Early-life stress impairs development of functional interactions and neuronal activity within prefrontal-amygdala networks in vivo

Early-life stress (ELS), such as parental neglect or abuse, predisposes an individual to develop mental disorders. Disease hallmarks include heightened amygdala reactivity and impaired prefrontal cortex-amygdala functional interactions, already during childhood and adolescence. However, which cellular and circuit mechanisms underlie these hallmarks, as well as the altered developmental trajectory of prefrontal-amygdala networks, is poorly understood.
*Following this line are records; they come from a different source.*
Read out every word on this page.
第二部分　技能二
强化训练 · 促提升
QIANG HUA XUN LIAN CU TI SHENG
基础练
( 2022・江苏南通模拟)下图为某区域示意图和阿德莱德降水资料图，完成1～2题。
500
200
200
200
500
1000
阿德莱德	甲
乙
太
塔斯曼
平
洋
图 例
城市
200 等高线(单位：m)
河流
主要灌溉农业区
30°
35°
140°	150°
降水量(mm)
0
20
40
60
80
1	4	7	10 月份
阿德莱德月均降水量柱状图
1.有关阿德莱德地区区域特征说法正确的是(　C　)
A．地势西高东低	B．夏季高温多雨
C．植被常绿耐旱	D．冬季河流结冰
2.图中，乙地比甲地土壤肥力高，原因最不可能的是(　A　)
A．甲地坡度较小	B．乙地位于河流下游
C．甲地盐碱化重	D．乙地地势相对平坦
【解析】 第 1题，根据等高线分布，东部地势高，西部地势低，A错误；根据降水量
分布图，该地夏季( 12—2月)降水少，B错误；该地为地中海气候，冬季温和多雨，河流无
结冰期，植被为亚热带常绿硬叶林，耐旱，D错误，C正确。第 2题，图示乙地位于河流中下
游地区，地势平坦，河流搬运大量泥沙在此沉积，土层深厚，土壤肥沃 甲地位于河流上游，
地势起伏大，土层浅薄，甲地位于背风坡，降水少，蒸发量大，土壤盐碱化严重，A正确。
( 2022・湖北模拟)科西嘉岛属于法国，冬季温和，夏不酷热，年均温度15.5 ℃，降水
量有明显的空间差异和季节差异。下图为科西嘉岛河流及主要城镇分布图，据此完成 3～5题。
Here we performed simultaneous in vivo local-field potential and multi-unit recordings under light urethane anaesthesia in the medial prefrontal cortex (mPFC) and basolateral amygdala (BLA) of male and female pre-juvenile or adolescent mice, exposed to a resource scarcity model of ELS. We find a developmentally transient low-theta (3-5 Hz) oscillatory hypercoupling within mPFC-BLA networks in pre-juvenile ELS males which seems to result from a precocious development of coupling strength after ELS. In the mPFC, neuronal spiking activity was decreased in pre-juvenile males and the local theta entrainment of spike firing disrupted. In BLA, both sexes showed an increase in firing activity in a subpopulation of neurons after ELS, also confirmed by an increase in ΔFosB-positive neurons in BLA, which we identified to be non-GABAergic. Directed interactions, i.e. the ability to entrain spike firing in mPFC to the theta rhythm in BLA and vice versa, were also impaired predominantly in pre-juvenile males after ELS, while females showed a milder phenotype. These early sex-dependent impairments in the functional development of prefrontal-amygdala circuits may promote aberrant development of emotional behaviours after ELS and may predispose to a disease phenotype later on.